Un vendredi, ce fut un peu l’enfer. Démarrage dans la nuit, traitement des oliviers, puis les vignes de la Chique. Sieste, casse-croûte, puis c’est reparti pour une soirée poudrage à Vingrau. On mange un bout de tomme, délicieuse, apporté du Saint-Gothard par un client fidèle, en regardant les tracteurs prêts à partir. On a déjà 12 heures dans la pattes et la journée est loin d’être finie. Pourtant, tout le monde est fier et a envie de se donner à fond. La passion, que voulez vous. L’intime conviction que son travail va participer à l’élaboration d’un grand vin. Ca aide.

Soufre1

Vers 21H, le ballet de tracteurs bat son plein. Le soleil se couche, pas de vent, la poudre bienfaisante se répand sur les vignes, encadrant la floraison. Sur celles du voisin aussi et c’est tant mieux. Je me souviens des anciens qui, bien plus intelligents que nous, se donnaient le mot pour aller traiter le même jour dans le même secteur, démultipliant ainsi l’effet du poudrage, le mutualisant en quelque sorte. En Juin, j’ai appris, tient, un proverbe Africain : »seul, on va plus vite. A plusieurs, on va plus loin». A méditer.

Soufre3

Trois tracteurs, deux véhicules qui précédent, positionnant le soufre sur chacune des parcelles. 130 parcelles sur 25 kilomètres autour de la maison, c’est romantique, mais à l’usage, contraignant. Mais cela compte, sans aucun doute, dans la complexité du vin. Alors… Ah, pour ceux qui savent pas, c’est bio, hein, le soufre.

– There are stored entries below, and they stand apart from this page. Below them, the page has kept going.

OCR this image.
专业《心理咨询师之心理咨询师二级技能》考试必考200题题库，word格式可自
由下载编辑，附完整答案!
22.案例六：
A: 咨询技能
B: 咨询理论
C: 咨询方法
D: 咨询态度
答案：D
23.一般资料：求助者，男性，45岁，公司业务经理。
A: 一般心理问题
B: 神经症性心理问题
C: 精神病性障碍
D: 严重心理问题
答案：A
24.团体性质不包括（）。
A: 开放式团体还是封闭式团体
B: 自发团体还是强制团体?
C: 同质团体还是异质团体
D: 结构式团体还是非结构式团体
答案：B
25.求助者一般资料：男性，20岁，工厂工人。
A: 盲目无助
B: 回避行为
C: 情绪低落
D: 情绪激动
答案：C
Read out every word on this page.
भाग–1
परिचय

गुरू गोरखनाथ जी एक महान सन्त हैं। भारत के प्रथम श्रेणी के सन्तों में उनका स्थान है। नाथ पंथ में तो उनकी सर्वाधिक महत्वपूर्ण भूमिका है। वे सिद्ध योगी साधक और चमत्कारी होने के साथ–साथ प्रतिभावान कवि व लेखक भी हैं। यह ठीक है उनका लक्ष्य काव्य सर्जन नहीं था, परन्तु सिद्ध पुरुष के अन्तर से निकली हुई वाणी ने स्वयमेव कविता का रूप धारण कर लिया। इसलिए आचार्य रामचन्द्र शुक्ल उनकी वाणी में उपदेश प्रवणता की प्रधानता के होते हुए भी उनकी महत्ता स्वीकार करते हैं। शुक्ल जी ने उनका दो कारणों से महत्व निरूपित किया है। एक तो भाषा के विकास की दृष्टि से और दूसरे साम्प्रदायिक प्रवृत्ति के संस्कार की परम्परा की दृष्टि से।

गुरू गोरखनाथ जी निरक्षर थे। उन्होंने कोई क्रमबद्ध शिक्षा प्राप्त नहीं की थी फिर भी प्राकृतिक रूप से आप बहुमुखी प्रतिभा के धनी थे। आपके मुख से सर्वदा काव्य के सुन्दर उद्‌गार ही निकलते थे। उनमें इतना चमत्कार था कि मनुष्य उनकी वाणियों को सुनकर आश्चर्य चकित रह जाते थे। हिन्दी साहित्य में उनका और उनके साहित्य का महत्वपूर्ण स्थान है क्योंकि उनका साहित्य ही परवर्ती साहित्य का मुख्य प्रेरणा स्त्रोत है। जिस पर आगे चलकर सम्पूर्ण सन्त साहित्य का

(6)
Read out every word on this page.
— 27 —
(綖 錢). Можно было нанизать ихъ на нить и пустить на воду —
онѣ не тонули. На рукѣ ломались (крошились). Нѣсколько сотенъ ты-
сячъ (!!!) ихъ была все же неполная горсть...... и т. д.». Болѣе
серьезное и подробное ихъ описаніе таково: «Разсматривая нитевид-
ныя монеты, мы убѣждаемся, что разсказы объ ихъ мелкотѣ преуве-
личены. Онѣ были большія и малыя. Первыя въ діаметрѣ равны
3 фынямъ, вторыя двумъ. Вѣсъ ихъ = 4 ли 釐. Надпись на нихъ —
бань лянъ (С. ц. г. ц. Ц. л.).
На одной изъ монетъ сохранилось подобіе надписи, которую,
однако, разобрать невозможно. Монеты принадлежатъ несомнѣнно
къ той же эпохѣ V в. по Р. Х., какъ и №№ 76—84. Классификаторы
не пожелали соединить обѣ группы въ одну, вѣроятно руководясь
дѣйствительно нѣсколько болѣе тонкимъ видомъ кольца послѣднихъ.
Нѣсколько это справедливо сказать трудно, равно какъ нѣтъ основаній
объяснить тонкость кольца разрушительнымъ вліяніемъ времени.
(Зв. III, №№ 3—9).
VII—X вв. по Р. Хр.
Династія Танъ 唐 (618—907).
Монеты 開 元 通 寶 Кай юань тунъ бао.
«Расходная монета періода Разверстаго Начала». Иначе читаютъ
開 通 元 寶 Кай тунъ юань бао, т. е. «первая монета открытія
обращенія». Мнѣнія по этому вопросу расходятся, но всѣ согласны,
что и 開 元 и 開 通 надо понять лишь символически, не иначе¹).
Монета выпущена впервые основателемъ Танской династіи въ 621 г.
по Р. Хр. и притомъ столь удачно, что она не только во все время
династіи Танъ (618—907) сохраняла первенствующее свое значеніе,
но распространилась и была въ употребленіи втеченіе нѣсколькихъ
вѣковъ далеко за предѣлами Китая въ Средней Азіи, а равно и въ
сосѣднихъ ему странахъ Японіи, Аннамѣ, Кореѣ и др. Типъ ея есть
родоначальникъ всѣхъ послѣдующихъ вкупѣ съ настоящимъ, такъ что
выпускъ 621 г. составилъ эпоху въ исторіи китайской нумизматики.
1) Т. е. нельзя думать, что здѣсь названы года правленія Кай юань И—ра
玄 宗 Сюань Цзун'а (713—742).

Un peu irritant, c’est rien de le dire, mais au moins, on a pas de mycoses quand on est vigneron… En 6 heures, tout est plié. A minuit, un peu plus d’une tonne de soufre en place, bien collé à la feuille et à la fleur. Rassurés, on va dormir, l’impression du devoir accompli.

Soufre2

En juin, j’ai vu des artistes de l’hélicoptère à béton sur leurs drôles de machine. Vous ai je dit que nous construisons une petite cave et un petit local de stockage ? M’en souviens plus. Enfn, là, bluffé par des pro, par leur tour de main, par leur sens du «touché», tant ils «sentent» la matière en train de sécher, la remouille, passe jusqu’à sentir que le grain est parfait. Chacun son métier. Respect et humilité, Messieurs.

Béton

En juin, la vigne a fleuri et bien fleuri. Il n’y avait pas d’énormes sorties mais la fleur s’est bien passée, homogène, sans coulure ni millerandage. Le potentiel est là, attendons de voir s’il sera exploitable et exploité. C’est le cas aussi à Bordeaux, pour ce que j’en sais, et les vignerons se réjouissent d’avoir enfin là bas, un peu de vin après des années chiches. Ailleurs, je ne sais pas, mais les commentaires sont là pour ça. Chez nous, ce sera peu, comme d’abitude. Mais de source sûre, pas ou peu de Drosophilia Suzukii sur les cerises, trop chaud et trop de vent cette année, et donc, on peut commencer à espérer que cette saloperie soit moins virulente aux vendanges. Osciller entre espoir et réalités climatiques, voilà le quotidien du vigneron. Comme le dit je ne sais plus qui dans «En magnum», on a jamais vu un produit de luxe dépendant de la météo, donc le vin ce n’est pas le luxe». Bien d’accord. C’est très bien, au fait, la nouvelle revue de Bettane + Desseauve, je vous le conseille. Un peu compliqué à trouver en province mais un ton différent et de belles photos. A transformer.

Fleur

 

En juin, j’ai rencontré le champion du monde de sculpture sur fruit. Il m’a fait une aubergine qui a la pêche. Ca m’a fait marrer. Un peu de légèreté, toujours.

Aubergine

En juin, j’ai découvert que Lafarge avait inventé un béton liquide prêt à l’emploi en sac individuel de 30 litres, pour les bidonvilles d’Indonésie. Ca me rendrait bien service pour les murets, monsieur Lafarge. Qui connait ?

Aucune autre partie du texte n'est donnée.